Точно: глаза его горели диким блеском. Он был худ, бледен, на лбу выступил крупный пот.
Она украдкою бросила на него взгляд, и во взгляде мелькнуло что-то похожее на сожаление. Она взяла его даже за руку, но тотчас же оставила её со вздохом и всё молчала.
– Что же? – спросил он.
– Ах, оставьте меня в покое! – сказала она с тоской, – вы мучите меня вопросами…
– Умоляю вас, ради бога! – говорил он, – кончите всё одним словом… К чему послужит вам скрытность? У меня останется глупая надежда, я не отстану, я буду ежедневно являться к вам бледный, расстроенный… Я наведу на вас тоску.

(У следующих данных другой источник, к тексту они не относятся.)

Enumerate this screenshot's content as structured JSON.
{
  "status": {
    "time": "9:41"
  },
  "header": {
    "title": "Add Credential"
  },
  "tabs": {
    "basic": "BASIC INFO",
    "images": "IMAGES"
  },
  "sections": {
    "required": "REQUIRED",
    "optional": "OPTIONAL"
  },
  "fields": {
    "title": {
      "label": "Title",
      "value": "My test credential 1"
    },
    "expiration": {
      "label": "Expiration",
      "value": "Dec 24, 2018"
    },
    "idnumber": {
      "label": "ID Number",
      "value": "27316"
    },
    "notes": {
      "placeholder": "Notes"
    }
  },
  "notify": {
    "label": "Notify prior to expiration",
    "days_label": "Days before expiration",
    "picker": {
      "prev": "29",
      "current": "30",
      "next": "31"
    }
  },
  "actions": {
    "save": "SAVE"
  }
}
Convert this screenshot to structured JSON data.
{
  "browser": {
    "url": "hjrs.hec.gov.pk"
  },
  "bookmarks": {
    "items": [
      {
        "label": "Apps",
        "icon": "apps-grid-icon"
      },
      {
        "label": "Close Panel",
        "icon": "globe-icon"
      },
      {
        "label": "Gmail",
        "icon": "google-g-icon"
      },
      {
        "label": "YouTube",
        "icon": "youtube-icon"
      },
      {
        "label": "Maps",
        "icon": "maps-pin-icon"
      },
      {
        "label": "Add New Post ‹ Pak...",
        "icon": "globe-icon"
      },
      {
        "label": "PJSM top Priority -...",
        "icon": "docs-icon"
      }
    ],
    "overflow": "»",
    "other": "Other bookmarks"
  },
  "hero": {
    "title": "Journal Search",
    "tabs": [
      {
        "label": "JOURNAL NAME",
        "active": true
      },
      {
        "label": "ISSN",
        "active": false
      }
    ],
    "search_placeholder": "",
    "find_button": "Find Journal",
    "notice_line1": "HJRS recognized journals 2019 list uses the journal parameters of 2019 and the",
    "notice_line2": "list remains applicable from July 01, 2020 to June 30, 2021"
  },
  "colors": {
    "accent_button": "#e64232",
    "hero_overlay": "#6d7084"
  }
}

Откажете от дому – стану бродить под окнами, встречаться с вами в театре, на улице, всюду, как привидение, как memento mori[15]. Всё это глупо, может быть смешно, кому до смеху, – но мне больно! Вы не знаете, что такое страсть, до чего она доводит! дай бог вам и не узнать никогда!.. Что ж пользы? не лучше ли сказать вдруг?
– Да о чём вы меня спрашиваете? – сказала Наденька, откинувшись на спинку кресла. – Я совсем растерялась… у меня голова точно в тумане…
Она судорожно прижала руку ко лбу и тотчас же отняла.
– Я спрашиваю: заменил ли меня кто-нибудь в вашем сердце? Одно слово – да или нет – решит всё; долго ли сказать!
Она хотела что-то сказать, но не могла и, потупив глаза, начала ударять пальцем по одному клавишу. Видно было, что она сильно боролась сама с собой. «Ах!» – произнесла она, наконец, с тоской. Адуев отёр платком лоб.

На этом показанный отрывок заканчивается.